Autumn road trip out west. Drove from El Paso, Texas, listening to home boy Marty Robbins’ Greatest Hits in the rental car. While driving the high plains, sang along with M.R.’s great story songs: “Down in the west Texas town of El Paso, I fell in love with a Mexican girl…” Stopped for lunch in a place I’ve long wanted to visit: Truth or Consequences, New Mexico (so named, I learned, after a radio show, not wild west justice). Devoured a bison burger so good I nearly grew horns! Pulled over up the road in Albuquerque to watch the famed International Hot Air Balloon Festival — hundreds of brightly colored ornaments drifting in the wind — everything from a pair of 3-story Levi blue jeans to Carmen Miranda’s smiling face, complete with inflated fruit headdress.

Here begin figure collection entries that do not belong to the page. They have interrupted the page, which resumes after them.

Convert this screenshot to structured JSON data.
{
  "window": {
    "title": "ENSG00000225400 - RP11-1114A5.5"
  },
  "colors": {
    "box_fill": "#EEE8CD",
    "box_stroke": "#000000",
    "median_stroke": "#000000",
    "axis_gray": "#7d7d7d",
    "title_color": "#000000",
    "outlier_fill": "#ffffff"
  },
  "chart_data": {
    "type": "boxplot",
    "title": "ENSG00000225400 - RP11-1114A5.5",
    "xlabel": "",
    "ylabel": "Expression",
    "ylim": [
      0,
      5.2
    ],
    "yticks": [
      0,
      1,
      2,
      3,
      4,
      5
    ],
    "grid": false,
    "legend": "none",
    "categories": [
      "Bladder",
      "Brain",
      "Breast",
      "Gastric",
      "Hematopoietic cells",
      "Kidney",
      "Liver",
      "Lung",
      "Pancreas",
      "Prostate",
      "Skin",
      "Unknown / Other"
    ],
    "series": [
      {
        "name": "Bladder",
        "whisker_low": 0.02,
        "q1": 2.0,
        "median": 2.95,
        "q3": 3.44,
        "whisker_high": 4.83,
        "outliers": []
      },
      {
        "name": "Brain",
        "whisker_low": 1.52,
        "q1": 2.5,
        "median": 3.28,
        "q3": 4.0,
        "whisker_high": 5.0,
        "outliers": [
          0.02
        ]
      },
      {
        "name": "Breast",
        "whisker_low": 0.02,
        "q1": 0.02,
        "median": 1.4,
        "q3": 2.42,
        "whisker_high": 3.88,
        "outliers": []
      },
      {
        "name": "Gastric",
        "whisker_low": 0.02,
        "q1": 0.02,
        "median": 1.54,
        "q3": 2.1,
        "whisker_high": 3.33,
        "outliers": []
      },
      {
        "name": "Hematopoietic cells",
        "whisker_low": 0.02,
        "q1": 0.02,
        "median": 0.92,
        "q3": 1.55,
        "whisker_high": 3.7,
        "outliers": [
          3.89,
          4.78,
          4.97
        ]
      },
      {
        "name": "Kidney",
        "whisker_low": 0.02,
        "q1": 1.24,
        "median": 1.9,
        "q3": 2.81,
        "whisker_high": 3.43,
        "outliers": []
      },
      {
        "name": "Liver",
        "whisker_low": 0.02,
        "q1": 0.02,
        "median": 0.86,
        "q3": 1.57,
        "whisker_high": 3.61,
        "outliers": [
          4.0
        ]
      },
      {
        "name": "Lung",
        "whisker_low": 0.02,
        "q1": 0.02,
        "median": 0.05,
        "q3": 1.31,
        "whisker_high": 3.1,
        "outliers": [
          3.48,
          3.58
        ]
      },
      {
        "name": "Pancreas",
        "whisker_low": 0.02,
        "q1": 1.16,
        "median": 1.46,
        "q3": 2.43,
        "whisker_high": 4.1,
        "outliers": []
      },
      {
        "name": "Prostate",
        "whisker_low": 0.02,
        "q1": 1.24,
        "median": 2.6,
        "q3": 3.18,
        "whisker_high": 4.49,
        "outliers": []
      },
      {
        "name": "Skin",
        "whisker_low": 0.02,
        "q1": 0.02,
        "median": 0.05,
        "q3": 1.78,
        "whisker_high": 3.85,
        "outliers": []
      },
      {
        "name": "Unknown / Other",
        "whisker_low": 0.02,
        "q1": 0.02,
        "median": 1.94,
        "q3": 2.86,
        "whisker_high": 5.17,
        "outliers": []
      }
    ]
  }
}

The drive from Albuquerque up to Durango in southwest Colorado was spectacular. Lavender and ochre-banded buttes were dotted with pinon pines. Georgia O’Keefe country. In Durango, with day free before the race, drove out to Mesa Verde National Park, the largest archaeological preserve in North America. For 14,000 years, Ancestral Pueblo people lived in massive cliff dwellings hewn into the steep canyon walls. They farmed the land and stored their crops in beautiful black-on-white pottery. Then thousands of inhabitants suddenly left everything they couldn’t carry, and moved on. Standing near the ceremonial Sun Temple, a rainstorm blew in, then a double rainbow blazed across the canyon, with lightning forking over the distant plains below. Beauty, power and sacred mystery infused the land. Thought of the Native American saying: “All creation, my relation.” Race went great. Finished 30th out of 200 and ran 3:48:29. Very happy with time and place, for the altitude was 6,500–7,000 feet. Every time you topped a hill, entire body momentarily gasped for air. Followed the raging Animus River and ran under Aspen trees. Finished in a long tunnel of gold; Aspens shimmering with their fall color. Just as I crossed the finish line — reached out and plucked a gilded leaf out of the air. More valuable than the finisher’s medal!